(Closed) He just confuses me.

posted 8 years ago in Waiting
Post # 3
Member
767 posts
Busy bee
  • Wedding: August 2011

So I want to preface my advice by saying that (obviously) every relationship is different. When I was waiting (in the not so distant past) I found it very hard to keep quiet about how I was feeling. And I dont think I should have had to. After a while I gave up on being quiet and just expressed my feelings. Of course you should try not to pester your SO. But I also don’t think it’s fair if you don’t even know where the relationship is headed. When you talk to him about the future, try to keep thing calm and stay level-headed.

If I were you, I would try to bring the topic up again.
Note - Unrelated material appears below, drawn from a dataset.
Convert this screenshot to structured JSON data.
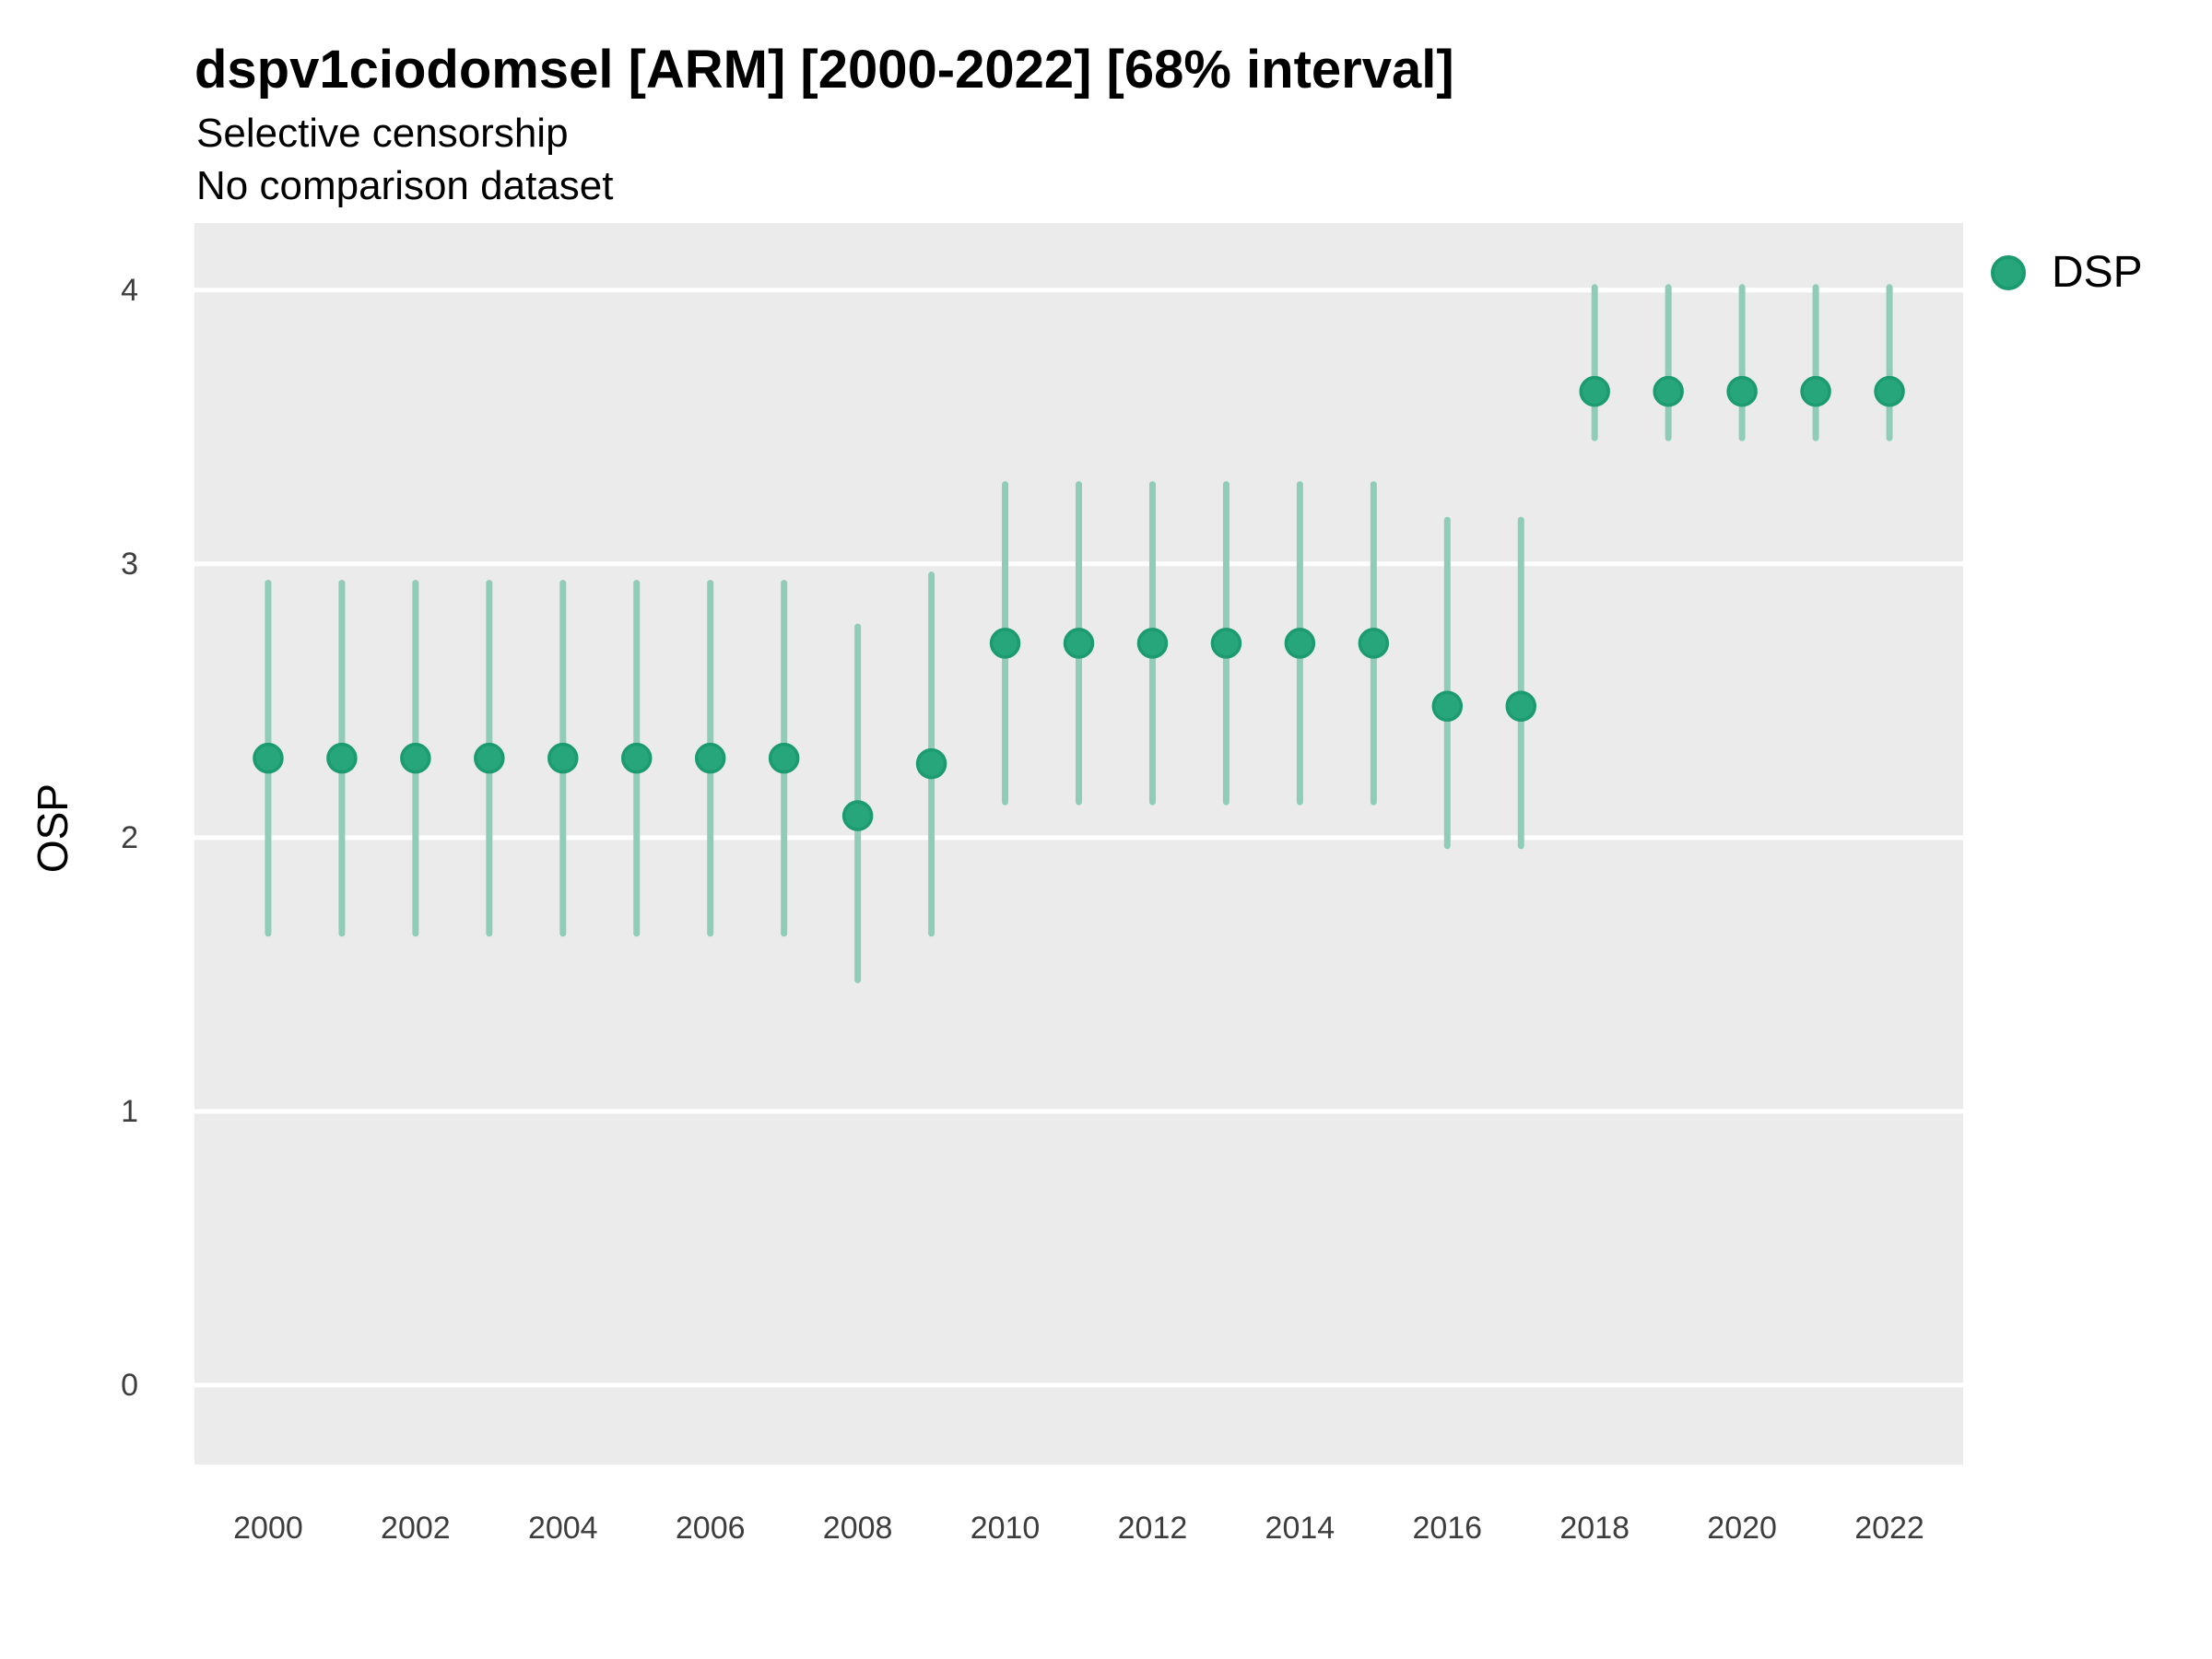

Explain calmly why getting engaged/married is important to you (stability, commitment, whatever it is). And let him know that it’s hard for you when you don’t know where things are going. If you are okay with staying with him and not getting married, that is one thing.. but if marriage is important to you then you’ll have to sit down with him again. After you talk to him, maybe you can get a timetable of when he might propose. After that, try to stay calm about it and give him time to work on a ring and proposal.

Good luck!

Post # 4
Member
32 posts
Newbee

I completely and utterly understand where y9ou feel you are coming from on this..I’m now 29 divorced with two kids and in the waiting game again with my current SO.

 

I’ve read article, books, advice online, chatted my friends ears off.  I do not know what or why it is but after 2 1/2 years I’m absolutely obsessed and like you afraid of pushing him into a corner.  I wonder if we were living together if I would still feel as   “obsessed” if it is a comfort security thing I’m seeking from him. He has mentioned us getting married one day to his parents but his timeline and mine are way off..

 

If I were you I would give this time because you don’t want to push Mr Right into the corner where he is looking to jump however you also want the ball in your court.  After sometime of course I think approaching would be nice but just do this in a manner that doesn’t sound like it will put him in the defensive.  I don’t know if I’d suggest a timetable because that to me sounds like an ultimatum, but I would start showing him various things of what life without you would be like.  I’m not saying avoid and not have date nights but make sure your own independence is well established and your friendships are strong and continuing to develop with your friends.  PMA Positive mental attitude!

Post # 5
Member
1577 posts
Bumble bee
  • Wedding: October 2012

@PinkBubbleGum:I definitely agree.  I don’t think you should keep completely quiet about what you want out of the relationship.  It’s not fair to you.  I’m not saying that you should try to rush him into anything, but if marriage is important to you then he needs to know that.  I don’t believe in waiting endlessly for ANYONE.  There’s a difference between having a discussion and nagging.  I don’t see any harm in having a conversation about it.